Polisi imigrasi menggerebek sebuah vila mewah di pusat Pattaya dan menangkap 25 warga negara India yang dituduh mengoperasikan basis perjudian online ilegal dengan perkiraan omset tahunan lebih dari 700 juta baht (Rp361 miliar).


Pattaya, Suarathailand- Polisi imigrasi menggerebek sebuah vila mewah di Pattaya dan menangkap 25 warga negara India yang dituduh menjalankan operasi perjudian online ilegal senilai 700 juta baht per tahun (Rp361 miliar).

Polisi imigrasi menggerebek sebuah vila mewah di pusat Pattaya dan menangkap 25 warga negara India yang dituduh mengoperasikan basis perjudian online ilegal dengan perkiraan omset tahunan lebih dari 700 juta baht.

Operasi tersebut dilakukan pada 24 Maret oleh penyelidik dari Divisi 3 Biro Imigrasi setelah pihak berwenang menerima informasi bahwa properti di Nong Prue, distrik Bang Lamung, Chon Buri, digunakan sebagai basis untuk bisnis perjudian online skala besar.

Polisi menggerebek vila mewah di Pattaya, menangkap 25 warga negara India terkait pusat perjudian online

Petugas mengatakan vila tersebut dijaga ketat. Garasi telah diubah menjadi kantor kaca tertutup, dengan terpal digunakan untuk menghalangi pandangan dari luar dan menyembunyikan aktivitas di dalam properti.

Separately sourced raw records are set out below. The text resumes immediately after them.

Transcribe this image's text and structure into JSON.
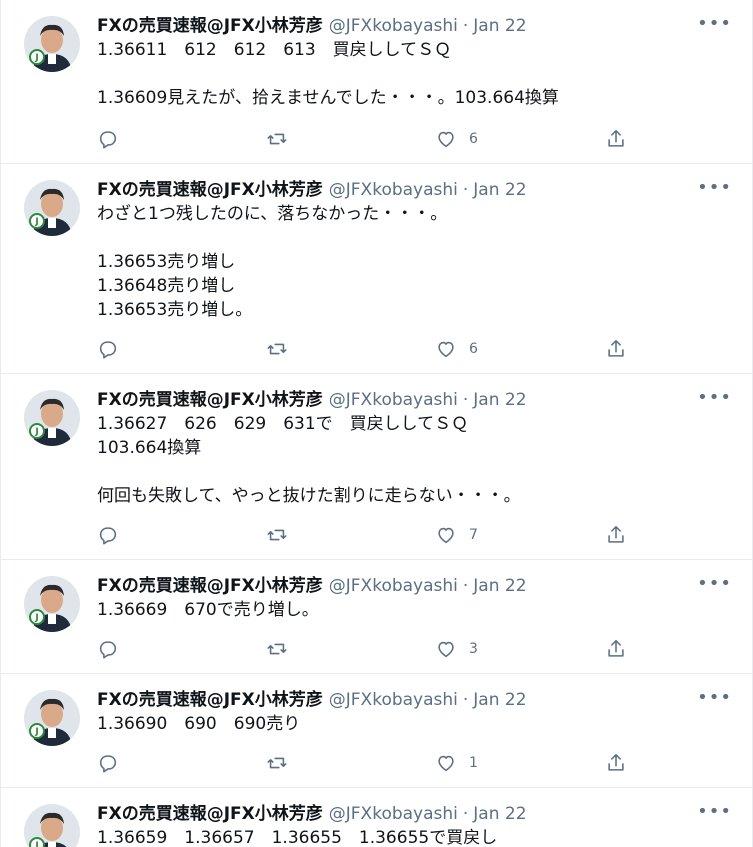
{
  "author": {
    "name": "FXの売買速報@JFX小林芳彦",
    "handle": "@JFXkobayashi",
    "sep": "·"
  },
  "more_label": "•••",
  "tweets": [
    {
      "date": "Jan 22",
      "text": "1.36611　612　612　613　買戻ししてＳＱ\n\n1.36609見えたが、拾えませんでした・・・。103.664換算",
      "likes": "6"
    },
    {
      "date": "Jan 22",
      "text": "わざと1つ残したのに、落ちなかった・・・。\n\n1.36653売り増し\n1.36648売り増し\n1.36653売り増し。",
      "likes": "6"
    },
    {
      "date": "Jan 22",
      "text": "1.36627　626　629　631で　買戻ししてＳＱ\n103.664換算\n\n何回も失敗して、やっと抜けた割りに走らない・・・。",
      "likes": "7"
    },
    {
      "date": "Jan 22",
      "text": "1.36669　670で売り増し。",
      "likes": "3"
    },
    {
      "date": "Jan 22",
      "text": "1.36690　690　690売り",
      "likes": "1"
    },
    {
      "date": "Jan 22",
      "text": "1.36659　1.36657　1.36655　1.36655で買戻し",
      "likes": ""
    }
  ]
}
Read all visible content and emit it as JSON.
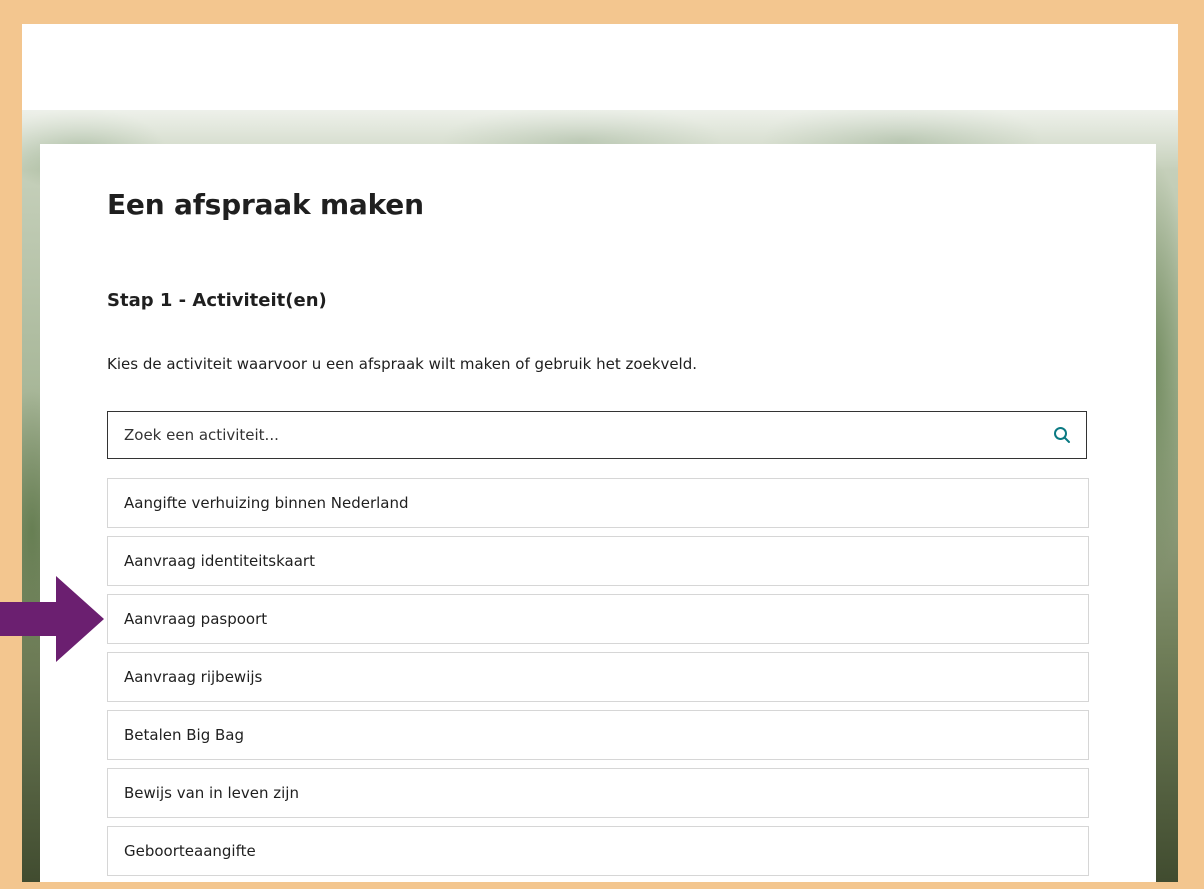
{
  "page": {
    "title": "Een afspraak maken",
    "step_title": "Stap 1 - Activiteit(en)",
    "instruction": "Kies de activiteit waarvoor u een afspraak wilt maken of gebruik het zoekveld."
  },
  "search": {
    "placeholder": "Zoek een activiteit...",
    "value": "",
    "icon": "search-icon"
  },
  "activities": [
    {
      "label": "Aangifte verhuizing binnen Nederland"
    },
    {
      "label": "Aanvraag identiteitskaart"
    },
    {
      "label": "Aanvraag paspoort"
    },
    {
      "label": "Aanvraag rijbewijs"
    },
    {
      "label": "Betalen Big Bag"
    },
    {
      "label": "Bewijs van in leven zijn"
    },
    {
      "label": "Geboorteaangifte"
    }
  ],
  "annotation": {
    "icon": "arrow-right-icon",
    "color": "#6b1f70",
    "points_to": "Aanvraag paspoort"
  },
  "colors": {
    "frame": "#f3c68f",
    "accent": "#0b7a83",
    "text": "#1f1f1f",
    "item_border": "#d6d6d6"
  }
}
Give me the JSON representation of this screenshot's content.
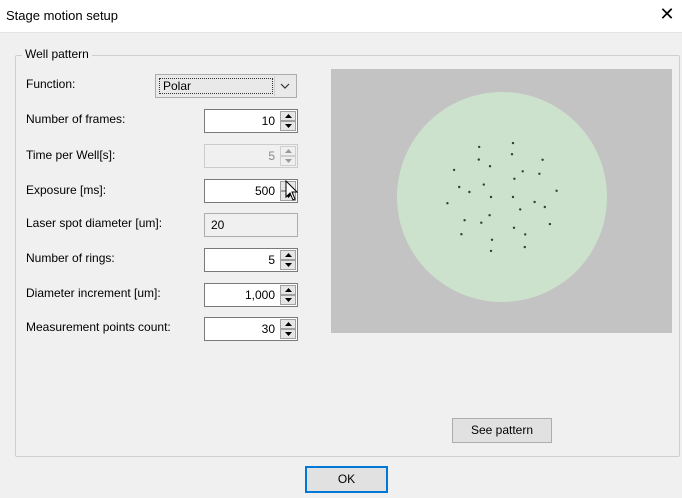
{
  "window": {
    "title": "Stage motion setup",
    "close_glyph": "✕"
  },
  "group": {
    "title": "Well pattern"
  },
  "fields": {
    "function": {
      "label": "Function:",
      "value": "Polar"
    },
    "frames": {
      "label": "Number of frames:",
      "value": "10"
    },
    "time_per_well": {
      "label": "Time per Well[s]:",
      "value": "5",
      "disabled": true
    },
    "exposure": {
      "label": "Exposure [ms]:",
      "value": "500"
    },
    "laser_spot": {
      "label": "Laser spot diameter [um]:",
      "value": "20"
    },
    "rings": {
      "label": "Number of rings:",
      "value": "5"
    },
    "diameter_increment": {
      "label": "Diameter increment [um]:",
      "value": "1,000"
    },
    "points_count": {
      "label": "Measurement points count:",
      "value": "30"
    }
  },
  "preview": {
    "background_color": "#c3c3c3",
    "well_color": "#cce2cc",
    "point_color": "#3a3a3a",
    "point_count": 30
  },
  "buttons": {
    "see_pattern": "See pattern",
    "ok": "OK"
  },
  "icons": {
    "close": "close-icon",
    "dropdown": "chevron-down-icon",
    "cursor": "mouse-cursor-icon"
  }
}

Selama penggeledahan, polisi menemukan 25 warga negara India yang bekerja di dalam rumah tersebut. Pihak berwenang mengatakan kelompok tersebut telah diberi peran yang jelas, termasuk pemasaran, akuntansi, dan administrasi layanan pelanggan, sehingga operasi tersebut tampak seperti perusahaan yang terorganisir sepenuhnya.

Polisi menggerebek vila mewah di Pattaya, menangkap 25 warga India terkait pusat perjudian online

Penyelidik juga menemukan bahwa para pekerja ditahan di dalam vila, dengan generator dan persediaan makanan beku disiapkan untuk mengurangi kebutuhan meninggalkan tempat tersebut dan menghindari menarik perhatian.

Polisi memerintahkan operasi untuk segera dihentikan sebelum menahan semua 25 tersangka dan memeriksa barang bukti. Data yang ditemukan di komputer diduga menghubungkan kelompok tersebut dengan tiga situs web perjudian online utama. Pihak berwenang mengatakan jaringan tersebut menangani rata-rata lebih dari 5,6 juta rupee per hari, setara dengan sekitar 700 juta baht per tahun.

Lebih dari 80 barang disita sebagai barang bukti, termasuk komputer, laptop, dan telepon seluler.

Pemeriksaan paspor menemukan bahwa semua tersangka telah memasuki Thailand dengan visa turis tetapi diduga telah bekerja secara ilegal di negara tersebut. Mereka didakwa bekerja sebagai warga negara asing tanpa izin atau bekerja di luar lingkup hak yang diizinkan.

Semua tersangka diserahkan kepada penyidik di kantor polisi Nong Prue untuk proses hukum.

Pihak berwenang mengatakan penyelidikan akan diperluas untuk melacak para pemodal Thailand dan asing yang diyakini berada di balik jaringan perjudian lintas batas tersebut.